Meta has announced the development of an open-sourced ‘No Language Left Behind’ NLLB-200. This is a single AI model that is the first to translate across 200 different languages, including 55 African languages, with results that are state-of-the-art. By utilizing the modeling techniques and lessons learned from the project, Meta is enhancing and expanding translation capabilities on Facebook, Instagram, and Wikipedia.
This single AI model was created with a focus on African languages in order to establish high-quality machine translation capabilities for the majority of the world’s low-resource languages. The goal of this work is to develop these capabilities on a global scale. They provide certain difficulties when attempting to translate them with a computer.
To be able to learn, AI models require an enormous amount of data, but there is not a lot of training data available that has been translated by humans for these languages. For instance, although there are more than 20 million people who speak and write in Luganda, examples of written Luganda are quite difficult to discover on the internet.

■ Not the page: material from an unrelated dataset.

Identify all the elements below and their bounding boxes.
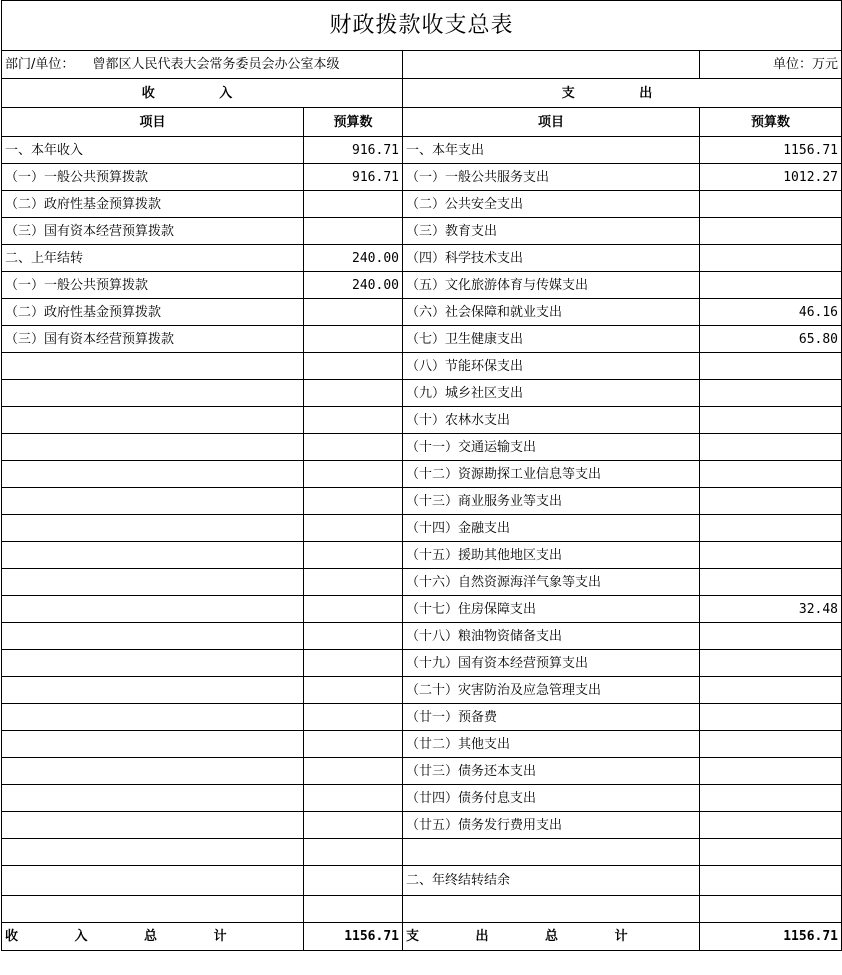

“We worked with professional translators for each of these languages to develop a reliable benchmark which can automatically assess translation quality for many low-resource languages”, said Meta CEO Mark Zuckerberg in a post on his Facebook profile.
“We also work with professional translators to do human evaluation too, meaning people who speak the languages natively evaluate what the AI produced. The reality is that a handful of languages dominate the web, so only a fraction of the world can access content and contribute to the web in their own language. We want to change this by creating more inclusive machine translation systems – ones that unlock access to the web for the more than 4B people around the world that are currently excluded because they do not speak one of the few languages content is available in”.
Language is our culture, identity, and lifeline to the world. However, as high-quality translation tools don’t exist for hundreds of languages, billions of people today can’t access digital content or participate fully in conversations and communities online in their preferred or native languages. This is especially true for hundreds of millions of people who speak the many languages of Africa.
“Africa is a continent with very high linguistic diversity, and language barriers exist day to day. We are pleased to announce that 55 African languages will be included in this machine translation research, making it a major breakthrough for our continent,” Balkissa Ide Siddo, Public Policy Director for Africa said while speaking about the launch of the AI model.
“In the future, imagine visiting your favorite Facebook group, coming across a post in Igbo or Luganda, and being able to understand it in your own language with just a click of a button – that’s where we hope research like this leads us. Highly accurate translations in more languages could also help to spot harmful content and misinformation, protect election integrity, and curb instances of online sexual exploitation and human trafficking.”
While commenting on accessibility and inclusion in the pursuit of building an equitable metaverse, Ide Siddo added “At Meta, we are working today to ensure that as many people as possible will be able to access the new educational, social, and economic opportunities that the next evolution of the internet will bring to future technology and an everyday living experience tomorrow.”